The study consisted of a screening period, which may have lasted up to 2 weeks; an 8-week (56 days) double-blind treatment period; a 2-week (14 days) wash-out period; and a 1 week (7 days) follow up period. Total subject participation was 13 weeks (91 days). The treatments were 0.5 mg or 2.0 mg dasotraline, 150 mg of venlafaxine, and placebo. Venlafaxine was titrated from 75 mg to 150 mg after 2 weeks. Safety, efficacy, and tolerability were evaluated using clinical observations as well as clinician-rated scales, and subject-administered rating scales. In-clinic visits occurred at Weeks 1, 2, 4, 6, 8, 9, and 11.

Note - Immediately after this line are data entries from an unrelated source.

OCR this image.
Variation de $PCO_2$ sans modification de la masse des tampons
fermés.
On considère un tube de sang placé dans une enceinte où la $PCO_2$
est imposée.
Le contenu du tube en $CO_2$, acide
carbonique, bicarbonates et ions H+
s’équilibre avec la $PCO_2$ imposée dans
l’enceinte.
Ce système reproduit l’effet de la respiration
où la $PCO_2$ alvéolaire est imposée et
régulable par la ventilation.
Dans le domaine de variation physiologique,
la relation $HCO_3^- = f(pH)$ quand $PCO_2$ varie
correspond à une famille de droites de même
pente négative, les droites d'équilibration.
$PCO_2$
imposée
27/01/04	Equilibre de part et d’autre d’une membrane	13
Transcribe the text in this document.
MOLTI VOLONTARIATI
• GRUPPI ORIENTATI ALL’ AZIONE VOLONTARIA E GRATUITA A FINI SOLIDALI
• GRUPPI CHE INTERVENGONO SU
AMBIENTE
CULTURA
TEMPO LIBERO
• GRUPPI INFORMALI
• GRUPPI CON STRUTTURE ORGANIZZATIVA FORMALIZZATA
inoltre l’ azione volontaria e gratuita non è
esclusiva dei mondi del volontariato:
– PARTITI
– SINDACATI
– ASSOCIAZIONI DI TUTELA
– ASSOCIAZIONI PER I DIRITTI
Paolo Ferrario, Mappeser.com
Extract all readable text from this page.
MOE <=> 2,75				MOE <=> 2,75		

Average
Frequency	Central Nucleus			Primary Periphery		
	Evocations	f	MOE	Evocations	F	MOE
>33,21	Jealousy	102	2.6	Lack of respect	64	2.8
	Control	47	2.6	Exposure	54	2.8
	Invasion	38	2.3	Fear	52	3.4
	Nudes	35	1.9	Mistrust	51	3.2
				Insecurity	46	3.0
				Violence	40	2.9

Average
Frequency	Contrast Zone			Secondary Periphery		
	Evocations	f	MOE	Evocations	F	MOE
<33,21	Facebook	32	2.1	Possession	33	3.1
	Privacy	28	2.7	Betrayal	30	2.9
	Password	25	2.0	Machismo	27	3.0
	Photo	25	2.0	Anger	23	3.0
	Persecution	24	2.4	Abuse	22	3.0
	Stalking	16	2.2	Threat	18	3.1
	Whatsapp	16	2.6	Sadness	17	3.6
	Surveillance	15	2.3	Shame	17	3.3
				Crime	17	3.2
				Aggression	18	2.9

A total of 472 subjects (118 per treatment group) were planned to be randomized to complete 400 subjects (100 subjects per treatment group). Subjects were randomized in a 1:1:1:1 ratio to treatment with either 0.5 mg, or 2.0 mg dasotraline, 150 mg venlafaxine, or placebo. This sample size was based on the ability to detect a 3 point improvement in change from baseline in HAM-D-17 for either dasotraline arm compared to placebo, assuming a common standard deviation of 7.5, with 80% power using a 2-sided test at the 0.05 significance level. A total of 514 subjects were randomized to 1 of 4 treatment groups for 11 weeks of treatment including 8 weeks double blind treatment and 3 weeks washout. This study was considered as a negative study as no signal of a clinically meaningful or statistically significant treatment effects for the primary endpoint (i.e., the HAMD-17 total score at week 8) was detected.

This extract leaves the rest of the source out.